Allies of Mike Pence have launched a super PAC in support of the former vice president’s 2024 presidential candidacy, sources familiar with the plans told CNN. The organization, Committed to America, brings Pence one step closer to announcing a formal presidential bid that will pit him against his former boss, Donald Trump, for the GOP nomination.

Committed to America will be co-chaired by veteran Republican operatives Scott Reed, who managed Bob Dole’s GOP nomination-winning 1996 presidential campaign and was most recently serving as the political director for the US Chamber of Commerce, and former Rep. Jeb Hensarling, a close ally to Pence when he served in the House.

“The country’s at real crossroads and the Republican Party needs a strong conservative candidate who can win,” Reed said. “Pence has the experience, the unparalleled character, communication skills and the conservative credentials to win both the nomination and a general election.”

But the road to the Republican nomination will not be easy. Trump and Florida Gov. Ron DeSantis, who has yet to formally announce a presidential run, already have taken up most of the oxygen on the campaign trail. And Pence’s fractured relationship with the former president – the result of his certification of the 2020 election on January 6, 2021, and Trump’s subsequent ire – has turned some of Trump’s base against Pence. The former vice president’s team appears to have taken that into account with the hiring of Bobby Saparow, Georgia Gov. Brian Kemp’s reelection campaign manager in 2022, to serve as executive director of the super PAC. Trump routinely attacked Kemp as he sought retribution for the governor’s refusal to back his efforts to overturn Joe Biden’s 2020 win in Georgia, going as far as to recruit and campaign for Kemp’s primary challenger. Kemp, unlike so many other Republicans around the country, proved politically adept at navigating Trump’s wrath, soundly defeating former Sen. David Perdue for the GOP nomination.

“We have all the confidence in the world that the results that we were able to garner for Gov. Kemp we can duplicate for the vice president.” Saparow said of the super PAC’s strategy, which he noted would be very similar to Kemp’s ground game. “You will see that what we built out with Gov. Kemp is going to be taken to the national stage. So we will also be doing a very extensive paid voter contact program through Committed to America.”

Sources familiar with the strategy also indicated that Pence’s team would use the events of January 6 against the former president in the primary. Of late, the former vice president’s rhetoric against Trump and his actions during the attack on the US Capitol – where Pence and lawmakers were gathered when rioters descended on the building – have grown stronger. In March, he issued his strongest rebuke of Trump yet at the annual Gridiron Club Dinner in Washington, DC.

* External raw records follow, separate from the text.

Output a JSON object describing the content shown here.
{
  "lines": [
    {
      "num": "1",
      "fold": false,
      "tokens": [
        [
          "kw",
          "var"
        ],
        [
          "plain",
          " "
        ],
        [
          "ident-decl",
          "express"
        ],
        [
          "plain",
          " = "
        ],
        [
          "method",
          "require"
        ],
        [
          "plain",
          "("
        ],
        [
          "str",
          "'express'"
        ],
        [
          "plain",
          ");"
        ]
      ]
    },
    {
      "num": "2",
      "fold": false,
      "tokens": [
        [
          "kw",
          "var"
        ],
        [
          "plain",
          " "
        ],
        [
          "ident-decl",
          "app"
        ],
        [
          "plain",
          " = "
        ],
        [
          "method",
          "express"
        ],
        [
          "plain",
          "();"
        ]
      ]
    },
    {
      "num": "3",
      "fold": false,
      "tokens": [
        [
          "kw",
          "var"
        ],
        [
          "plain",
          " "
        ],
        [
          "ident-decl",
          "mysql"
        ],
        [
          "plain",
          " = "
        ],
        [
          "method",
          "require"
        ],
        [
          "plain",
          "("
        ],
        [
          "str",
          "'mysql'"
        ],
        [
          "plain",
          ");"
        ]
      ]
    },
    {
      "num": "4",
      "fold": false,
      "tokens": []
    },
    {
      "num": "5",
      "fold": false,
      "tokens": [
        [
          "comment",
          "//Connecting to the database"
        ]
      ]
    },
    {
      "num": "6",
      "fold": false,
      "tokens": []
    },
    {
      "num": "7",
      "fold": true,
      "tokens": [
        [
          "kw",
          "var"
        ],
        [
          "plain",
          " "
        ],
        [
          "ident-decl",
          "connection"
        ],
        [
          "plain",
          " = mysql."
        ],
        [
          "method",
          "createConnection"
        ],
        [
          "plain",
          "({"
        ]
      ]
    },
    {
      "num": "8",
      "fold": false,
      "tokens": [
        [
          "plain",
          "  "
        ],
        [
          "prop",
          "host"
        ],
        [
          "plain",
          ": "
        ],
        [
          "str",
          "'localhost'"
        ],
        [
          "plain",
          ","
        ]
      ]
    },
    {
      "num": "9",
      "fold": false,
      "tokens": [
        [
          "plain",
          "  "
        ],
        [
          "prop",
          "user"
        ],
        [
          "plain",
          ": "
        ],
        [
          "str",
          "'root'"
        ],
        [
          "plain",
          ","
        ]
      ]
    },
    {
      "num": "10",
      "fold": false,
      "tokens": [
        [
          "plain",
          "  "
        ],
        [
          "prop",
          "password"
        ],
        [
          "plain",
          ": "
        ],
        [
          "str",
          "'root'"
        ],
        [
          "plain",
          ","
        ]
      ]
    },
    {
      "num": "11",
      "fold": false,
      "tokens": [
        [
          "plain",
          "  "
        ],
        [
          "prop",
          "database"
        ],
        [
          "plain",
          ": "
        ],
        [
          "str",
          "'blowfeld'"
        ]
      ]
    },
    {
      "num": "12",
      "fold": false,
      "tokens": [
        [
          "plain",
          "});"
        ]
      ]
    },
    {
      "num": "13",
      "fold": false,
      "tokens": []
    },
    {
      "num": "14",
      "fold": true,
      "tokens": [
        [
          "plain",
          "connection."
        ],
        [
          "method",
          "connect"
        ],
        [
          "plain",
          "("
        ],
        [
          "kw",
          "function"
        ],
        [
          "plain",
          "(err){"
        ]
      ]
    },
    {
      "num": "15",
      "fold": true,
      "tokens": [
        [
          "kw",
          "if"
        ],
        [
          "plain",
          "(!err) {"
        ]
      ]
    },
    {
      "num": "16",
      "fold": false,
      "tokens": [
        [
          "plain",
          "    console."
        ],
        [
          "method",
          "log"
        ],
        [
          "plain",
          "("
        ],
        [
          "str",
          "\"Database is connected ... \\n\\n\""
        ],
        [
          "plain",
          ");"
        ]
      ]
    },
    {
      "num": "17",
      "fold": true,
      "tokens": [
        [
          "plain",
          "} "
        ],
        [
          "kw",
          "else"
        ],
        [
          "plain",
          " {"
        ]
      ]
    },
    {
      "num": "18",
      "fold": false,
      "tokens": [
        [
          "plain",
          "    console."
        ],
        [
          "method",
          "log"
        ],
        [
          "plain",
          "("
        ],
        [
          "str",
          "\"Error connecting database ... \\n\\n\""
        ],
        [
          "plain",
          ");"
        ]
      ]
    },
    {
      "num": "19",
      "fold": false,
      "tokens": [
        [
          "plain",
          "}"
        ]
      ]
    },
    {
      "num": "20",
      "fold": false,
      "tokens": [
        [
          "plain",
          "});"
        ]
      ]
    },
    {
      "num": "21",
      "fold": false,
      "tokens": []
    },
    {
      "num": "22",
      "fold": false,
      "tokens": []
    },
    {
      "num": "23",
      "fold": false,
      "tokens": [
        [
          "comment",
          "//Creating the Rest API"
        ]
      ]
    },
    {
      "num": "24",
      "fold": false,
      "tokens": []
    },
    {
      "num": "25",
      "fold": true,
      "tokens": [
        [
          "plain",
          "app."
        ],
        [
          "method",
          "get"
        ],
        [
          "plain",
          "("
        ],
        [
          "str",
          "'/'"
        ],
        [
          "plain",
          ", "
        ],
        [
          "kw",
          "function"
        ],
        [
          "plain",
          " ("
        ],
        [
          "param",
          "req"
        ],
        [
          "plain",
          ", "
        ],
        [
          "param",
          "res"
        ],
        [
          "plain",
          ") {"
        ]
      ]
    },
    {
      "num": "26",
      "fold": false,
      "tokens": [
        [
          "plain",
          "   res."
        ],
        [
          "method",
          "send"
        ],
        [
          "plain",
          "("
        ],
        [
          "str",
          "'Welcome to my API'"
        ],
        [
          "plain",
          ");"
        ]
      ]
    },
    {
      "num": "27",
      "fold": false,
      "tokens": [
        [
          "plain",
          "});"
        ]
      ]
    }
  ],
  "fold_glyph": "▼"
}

“President Trump was wrong. I had no right to overturn the election and his reckless words endangered my family and everyone at the Capitol that day, and I know that history will hold Donald Trump accountable,” Pence said.

The former vice president has also begun highlighting some policy contrasts with Trump while on the campaign trail, including on support for Ukraine and entitlement reform. Still, he has walked a fine line, often touting the achievements of the “Trump-Pence administration.”

Reed said part of the campaign’s effort would be to “reintroduce Mike Pence” to voters.

“People know Mike Pence, they just don’t know him well,” Reed noted. “This campaign is going to reintroduce Mike Pence to the country as his own man, not as vice president, but as a true economic, social, and national security conservative – a Reagan conservative.”

Iowa will serve as an intense initial focus for the super PAC, sources familiar with the strategy told CNN, both because of its placement as the first state on the Republican nominating calendar as well as the large proportion of self-described evangelical Christians who will participate in the state’s caucuses – a group that has traditionally aligned with Pence’s politics.

“We’re going to organize Iowa, all 99 counties, like we’re running [Pence] for county sheriff,” Reed said of the group’s strategy in the Hawkeye state. Sources said to expect the former vice president, who has already visited the state on numerous occasions, to spend even more time on the ground in Iowa in coming months.

Pence told NBC News in an interview last week that he expects “before the month of June is out, we’ll let people know of our decision” on a presidential bid.